(PharmaNewsWire.Com, June 01, 2020 ) The medical device reprocessing includes cleaning, disinfection, inspection, sterilization, and repackaging of used medical devices for its reuse to diagnose and treat multiple patients. The reprocessing practices are regulated by various regional regulatory authorities. The changing regulatory scenario favoring medical device reprocessing in a number of countries, such as France and Japan, will open up new areas of opportunity for market players
2. Pressure to Reduce Volume of Regulated Medical Wast
The global medical device reprocessing market is projected to reach USD 1,754.0 Million by 2022 from USD 823.5 Million in 2017, at a CAGR of 16.3%. The growth of this market is majorly driven by the increased utilization of the low priced reprocessed medical devices as compared to new devices, increased efforts towards reducing regulated medical waste (RMW), and rising number of surgical procedures associated with the growing prevalence of chronic diseases.
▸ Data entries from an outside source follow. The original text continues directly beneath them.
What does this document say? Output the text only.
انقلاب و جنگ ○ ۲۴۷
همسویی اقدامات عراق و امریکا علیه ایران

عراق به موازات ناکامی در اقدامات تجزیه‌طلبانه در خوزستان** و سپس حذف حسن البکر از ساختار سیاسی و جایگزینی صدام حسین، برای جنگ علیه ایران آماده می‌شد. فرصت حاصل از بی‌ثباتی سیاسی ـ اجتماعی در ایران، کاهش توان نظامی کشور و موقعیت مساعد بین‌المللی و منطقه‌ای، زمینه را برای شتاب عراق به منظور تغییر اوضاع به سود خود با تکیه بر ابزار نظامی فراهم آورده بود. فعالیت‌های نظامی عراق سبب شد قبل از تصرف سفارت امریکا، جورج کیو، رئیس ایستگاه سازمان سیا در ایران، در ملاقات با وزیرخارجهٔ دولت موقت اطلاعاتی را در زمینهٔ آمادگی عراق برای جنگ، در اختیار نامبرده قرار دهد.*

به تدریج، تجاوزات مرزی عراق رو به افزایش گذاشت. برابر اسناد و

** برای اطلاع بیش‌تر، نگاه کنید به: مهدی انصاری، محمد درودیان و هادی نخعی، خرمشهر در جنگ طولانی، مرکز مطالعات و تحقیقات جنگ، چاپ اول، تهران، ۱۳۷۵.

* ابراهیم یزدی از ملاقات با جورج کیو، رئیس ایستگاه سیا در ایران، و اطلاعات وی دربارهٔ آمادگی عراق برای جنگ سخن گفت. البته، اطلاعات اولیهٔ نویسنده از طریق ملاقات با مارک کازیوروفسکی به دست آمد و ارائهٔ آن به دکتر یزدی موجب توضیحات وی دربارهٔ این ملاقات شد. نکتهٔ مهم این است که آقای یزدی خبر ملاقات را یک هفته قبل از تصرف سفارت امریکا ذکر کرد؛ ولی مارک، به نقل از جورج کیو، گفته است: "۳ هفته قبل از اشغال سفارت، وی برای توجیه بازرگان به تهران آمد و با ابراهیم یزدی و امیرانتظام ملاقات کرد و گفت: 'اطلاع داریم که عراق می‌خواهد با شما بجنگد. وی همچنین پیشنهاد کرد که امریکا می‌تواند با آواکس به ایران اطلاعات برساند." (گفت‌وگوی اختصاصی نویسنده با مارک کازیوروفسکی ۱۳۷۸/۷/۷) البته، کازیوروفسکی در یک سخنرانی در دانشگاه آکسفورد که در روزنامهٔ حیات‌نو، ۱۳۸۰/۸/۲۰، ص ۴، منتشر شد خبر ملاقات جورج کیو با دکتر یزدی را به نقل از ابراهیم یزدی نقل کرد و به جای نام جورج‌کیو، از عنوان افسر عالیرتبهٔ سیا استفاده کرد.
Geographically, the global medical device reprocessing market is segmented into North America, Europe, Asia-Pacific, and the Rest of the World. In 2016, North America dominated the market, and this is primarily attributed to its well-established healthcare industry, growing prevalence of chronic diseases, and increasing volume of surgical procedures.
Key Players:
The major players in the global medical device reprocessing market are Stryker Corporation (U.S.), Johnson & Johnson (U.S.), Vanguard AG (Germany), Medline ReNewal (U.S.), Medtronic plc (Ireland), SteriPro Canada, Inc.(Canada), Pioneer Medical Devices AG (Germany), Vascular Solutions, Inc. (U.S.), HYGIA Health Services, Inc. (U.S.), ReNu Medical, Inc. (U.S.), SureTek Medical (U.S.), and Centurion Medical Products Corporation (U.S.).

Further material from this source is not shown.